9. Path Beyond 1.0.0-beta.7

Glagol now implements the first real beta Slovo contract, the first post-beta tooling/install hardening release, the first runtime/resource foundation release, the first standard-library stabilization release, and the first diagnostics usability release, the first package/workspace discipline release, the first loopback networking foundation release, and the first serialization/data-interchange foundation release. The remaining path is from beta to stable.

Recommended compiler sequence:

  1. Complete the next blocked post-beta language-breadth slices from the Slovo roadmap without regressing the beta baseline.
  2. Broaden runtime-owned strings, collections, and composite value flow without exposing unstable ABI details as stable contracts.
  3. Refine f32 policy, additional integer families, explicit conversion behavior, and remaining library/runtime gaps.
  4. Harden package, workspace, and standard-library import/search behavior into a compatibility-governed stable toolchain story.
  5. Strengthen diagnostics, generated docs, conformance fixtures, and release gates as first-class compiler interfaces.
  6. Keep benchmark publication local and repeatable while deferring public performance claims until methodology is stronger.
  7. Freeze formatter output, diagnostics schema, package behavior, stdlib compatibility, migration policy, and toolchain contracts for 1.0.0.

10. Conclusion

Glagol has moved Slovo from a manifesto into a working beta native compiler track.
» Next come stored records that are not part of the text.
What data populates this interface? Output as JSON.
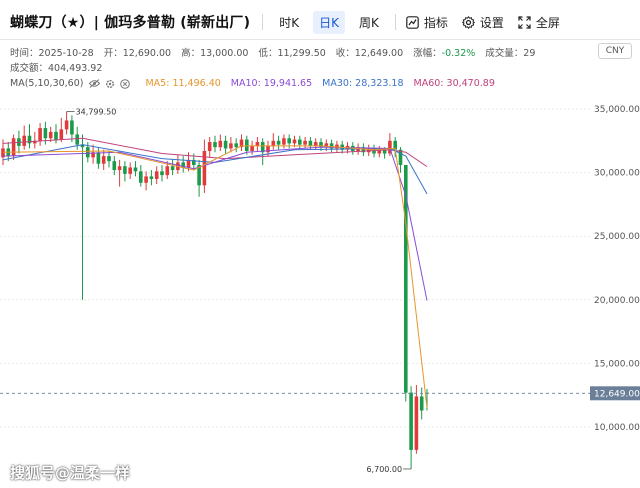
{
  "header": {
    "title": "蝴蝶刀（★）| 伽玛多普勒 (崭新出厂)",
    "tabs": [
      {
        "label": "时K",
        "active": false
      },
      {
        "label": "日K",
        "active": true
      },
      {
        "label": "周K",
        "active": false
      }
    ],
    "tools": {
      "indicators": "指标",
      "settings": "设置",
      "fullscreen": "全屏"
    }
  },
  "info": {
    "time": "时间：2025-10-28",
    "open": "开：12,690.00",
    "high": "高：13,000.00",
    "low": "低：11,299.50",
    "close": "收：12,649.00",
    "change_label": "涨幅：",
    "change_value": "-0.32%",
    "volume": "成交量：29",
    "amount": "成交额：404,493.92"
  },
  "ma": {
    "label": "MA(5,10,30,60)",
    "ma5": "MA5: 11,496.40",
    "ma10": "MA10: 19,941.65",
    "ma30": "MA30: 28,323.18",
    "ma60": "MA60: 30,470.89"
  },
  "currency": "CNY",
  "watermark": "搜狐号@温柔一样",
  "colors": {
    "up": "#e03a3a",
    "down": "#1a9a4a",
    "ma5": "#e7952b",
    "ma10": "#8a4bd8",
    "ma30": "#3a72c9",
    "ma60": "#c0417b",
    "current_price_tag": "#6b7f99"
  },
  "chart_data": {
    "type": "candlestick",
    "y_ticks": [
      35000,
      30000,
      25000,
      20000,
      15000,
      10000
    ],
    "y_tick_labels": [
      "35,000.00",
      "30,000.00",
      "25,000.00",
      "20,000.00",
      "15,000.00",
      "10,000.00"
    ],
    "ylim": [
      6000,
      37000
    ],
    "current_price": 12649,
    "current_price_label": "12,649.00",
    "max_label": "34,799.50",
    "min_label": "6,700.00",
    "grid": "horizontal dashed",
    "candles": [
      {
        "o": 31200,
        "c": 31900,
        "h": 32600,
        "l": 30600
      },
      {
        "o": 31900,
        "c": 31300,
        "h": 32400,
        "l": 30900
      },
      {
        "o": 31300,
        "c": 32700,
        "h": 33000,
        "l": 31000
      },
      {
        "o": 32700,
        "c": 32100,
        "h": 33300,
        "l": 31500
      },
      {
        "o": 32100,
        "c": 32900,
        "h": 33700,
        "l": 31800
      },
      {
        "o": 32900,
        "c": 32300,
        "h": 33800,
        "l": 31900
      },
      {
        "o": 32300,
        "c": 32500,
        "h": 33200,
        "l": 31900
      },
      {
        "o": 32500,
        "c": 33500,
        "h": 33900,
        "l": 32100
      },
      {
        "o": 33500,
        "c": 32700,
        "h": 34000,
        "l": 32200
      },
      {
        "o": 32700,
        "c": 33200,
        "h": 33600,
        "l": 32400
      },
      {
        "o": 33200,
        "c": 32600,
        "h": 33800,
        "l": 32300
      },
      {
        "o": 32600,
        "c": 33400,
        "h": 34300,
        "l": 32400
      },
      {
        "o": 33400,
        "c": 34100,
        "h": 34800,
        "l": 33000
      },
      {
        "o": 34100,
        "c": 33000,
        "h": 34500,
        "l": 32400
      },
      {
        "o": 33000,
        "c": 32200,
        "h": 33600,
        "l": 31800
      },
      {
        "o": 32200,
        "c": 32000,
        "h": 33000,
        "l": 20000
      },
      {
        "o": 32000,
        "c": 31200,
        "h": 32400,
        "l": 30800
      },
      {
        "o": 31200,
        "c": 31600,
        "h": 32200,
        "l": 30700
      },
      {
        "o": 31600,
        "c": 30700,
        "h": 32000,
        "l": 30300
      },
      {
        "o": 30700,
        "c": 31300,
        "h": 31800,
        "l": 30200
      },
      {
        "o": 31300,
        "c": 30900,
        "h": 31700,
        "l": 30400
      },
      {
        "o": 30900,
        "c": 30200,
        "h": 31300,
        "l": 29800
      },
      {
        "o": 30200,
        "c": 30500,
        "h": 31000,
        "l": 28900
      },
      {
        "o": 30500,
        "c": 29900,
        "h": 30900,
        "l": 29300
      },
      {
        "o": 29900,
        "c": 30400,
        "h": 30800,
        "l": 29500
      },
      {
        "o": 30400,
        "c": 30100,
        "h": 30900,
        "l": 29700
      },
      {
        "o": 30100,
        "c": 29200,
        "h": 30600,
        "l": 28900
      },
      {
        "o": 29200,
        "c": 29700,
        "h": 30100,
        "l": 28600
      },
      {
        "o": 29700,
        "c": 29500,
        "h": 30200,
        "l": 29000
      },
      {
        "o": 29500,
        "c": 30100,
        "h": 30500,
        "l": 29100
      },
      {
        "o": 30100,
        "c": 29800,
        "h": 30600,
        "l": 29300
      },
      {
        "o": 29800,
        "c": 30500,
        "h": 30900,
        "l": 29500
      },
      {
        "o": 30500,
        "c": 30200,
        "h": 31000,
        "l": 29800
      },
      {
        "o": 30200,
        "c": 30800,
        "h": 31400,
        "l": 29900
      },
      {
        "o": 30800,
        "c": 30400,
        "h": 31300,
        "l": 30000
      },
      {
        "o": 30400,
        "c": 31000,
        "h": 31600,
        "l": 30100
      },
      {
        "o": 31000,
        "c": 30600,
        "h": 31500,
        "l": 30200
      },
      {
        "o": 30600,
        "c": 29000,
        "h": 31000,
        "l": 28100
      },
      {
        "o": 29000,
        "c": 31700,
        "h": 32600,
        "l": 28400
      },
      {
        "o": 31700,
        "c": 32400,
        "h": 32800,
        "l": 31200
      },
      {
        "o": 32400,
        "c": 32000,
        "h": 32900,
        "l": 31600
      },
      {
        "o": 32000,
        "c": 32500,
        "h": 33000,
        "l": 31700
      },
      {
        "o": 32500,
        "c": 31900,
        "h": 32900,
        "l": 31500
      },
      {
        "o": 31900,
        "c": 32300,
        "h": 32800,
        "l": 31600
      },
      {
        "o": 32300,
        "c": 32000,
        "h": 32700,
        "l": 31600
      },
      {
        "o": 32000,
        "c": 32600,
        "h": 33000,
        "l": 31700
      },
      {
        "o": 32600,
        "c": 31700,
        "h": 32900,
        "l": 31400
      },
      {
        "o": 31700,
        "c": 32100,
        "h": 32500,
        "l": 31400
      },
      {
        "o": 32100,
        "c": 32400,
        "h": 32800,
        "l": 31700
      },
      {
        "o": 32400,
        "c": 31600,
        "h": 32700,
        "l": 30600
      },
      {
        "o": 31600,
        "c": 32100,
        "h": 32500,
        "l": 31300
      },
      {
        "o": 32100,
        "c": 32500,
        "h": 33100,
        "l": 31800
      },
      {
        "o": 32500,
        "c": 32200,
        "h": 32900,
        "l": 31800
      },
      {
        "o": 32200,
        "c": 32700,
        "h": 33000,
        "l": 31900
      },
      {
        "o": 32700,
        "c": 32300,
        "h": 33000,
        "l": 31900
      },
      {
        "o": 32300,
        "c": 32600,
        "h": 32900,
        "l": 32000
      },
      {
        "o": 32600,
        "c": 32200,
        "h": 32900,
        "l": 31900
      },
      {
        "o": 32200,
        "c": 32500,
        "h": 32800,
        "l": 31900
      },
      {
        "o": 32500,
        "c": 32100,
        "h": 32800,
        "l": 31800
      },
      {
        "o": 32100,
        "c": 32400,
        "h": 32700,
        "l": 31800
      },
      {
        "o": 32400,
        "c": 32000,
        "h": 32700,
        "l": 31700
      },
      {
        "o": 32000,
        "c": 32300,
        "h": 32600,
        "l": 31700
      },
      {
        "o": 32300,
        "c": 31900,
        "h": 32600,
        "l": 31600
      },
      {
        "o": 31900,
        "c": 32200,
        "h": 32500,
        "l": 31600
      },
      {
        "o": 32200,
        "c": 31800,
        "h": 32500,
        "l": 31500
      },
      {
        "o": 31800,
        "c": 32100,
        "h": 32400,
        "l": 31500
      },
      {
        "o": 32100,
        "c": 31700,
        "h": 32400,
        "l": 31400
      },
      {
        "o": 31700,
        "c": 32000,
        "h": 32300,
        "l": 31400
      },
      {
        "o": 32000,
        "c": 31600,
        "h": 32300,
        "l": 31300
      },
      {
        "o": 31600,
        "c": 31900,
        "h": 32200,
        "l": 31300
      },
      {
        "o": 31900,
        "c": 31500,
        "h": 32200,
        "l": 31200
      },
      {
        "o": 31500,
        "c": 31800,
        "h": 32100,
        "l": 31200
      },
      {
        "o": 31800,
        "c": 31500,
        "h": 32000,
        "l": 31100
      },
      {
        "o": 31500,
        "c": 32500,
        "h": 33100,
        "l": 31300
      },
      {
        "o": 32500,
        "c": 31800,
        "h": 32800,
        "l": 31200
      },
      {
        "o": 31800,
        "c": 30600,
        "h": 32000,
        "l": 30000
      },
      {
        "o": 30600,
        "c": 12700,
        "h": 30600,
        "l": 12000
      },
      {
        "o": 12700,
        "c": 8200,
        "h": 13200,
        "l": 6700
      },
      {
        "o": 8200,
        "c": 12400,
        "h": 13300,
        "l": 7900
      },
      {
        "o": 12400,
        "c": 11300,
        "h": 13100,
        "l": 10600
      },
      {
        "o": 12690,
        "c": 12649,
        "h": 13000,
        "l": 11299.5
      }
    ],
    "ma5_series": [
      {
        "i": 0,
        "v": 31600
      },
      {
        "i": 20,
        "v": 31700
      },
      {
        "i": 36,
        "v": 30200
      },
      {
        "i": 45,
        "v": 32100
      },
      {
        "i": 60,
        "v": 32100
      },
      {
        "i": 70,
        "v": 31800
      },
      {
        "i": 74,
        "v": 31900
      },
      {
        "i": 76,
        "v": 26000
      },
      {
        "i": 80,
        "v": 11496.4
      }
    ],
    "ma10_series": [
      {
        "i": 0,
        "v": 31300
      },
      {
        "i": 22,
        "v": 31600
      },
      {
        "i": 36,
        "v": 30300
      },
      {
        "i": 46,
        "v": 31600
      },
      {
        "i": 60,
        "v": 32000
      },
      {
        "i": 73,
        "v": 31900
      },
      {
        "i": 76,
        "v": 28200
      },
      {
        "i": 80,
        "v": 19941.65
      }
    ],
    "ma30_series": [
      {
        "i": 0,
        "v": 31000
      },
      {
        "i": 15,
        "v": 32200
      },
      {
        "i": 30,
        "v": 31100
      },
      {
        "i": 40,
        "v": 30800
      },
      {
        "i": 55,
        "v": 31800
      },
      {
        "i": 73,
        "v": 31900
      },
      {
        "i": 76,
        "v": 31300
      },
      {
        "i": 80,
        "v": 28323.18
      }
    ],
    "ma60_series": [
      {
        "i": 0,
        "v": 32300
      },
      {
        "i": 15,
        "v": 32700
      },
      {
        "i": 30,
        "v": 31500
      },
      {
        "i": 42,
        "v": 31100
      },
      {
        "i": 55,
        "v": 31400
      },
      {
        "i": 73,
        "v": 31800
      },
      {
        "i": 76,
        "v": 31600
      },
      {
        "i": 80,
        "v": 30470.89
      }
    ]
  }
}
The important result is not only that programs compile. It is that the support boundary is visible enough to review: source contracts, diagnostics, tests, lowering, benchmarks, and publication artifacts can be kept in sync.

The compiler is now useful enough for ordinary local tools and libraries within the documented beta contract. The path forward remains disciplined breadth and compatibility hardening, not unsupported feature claims.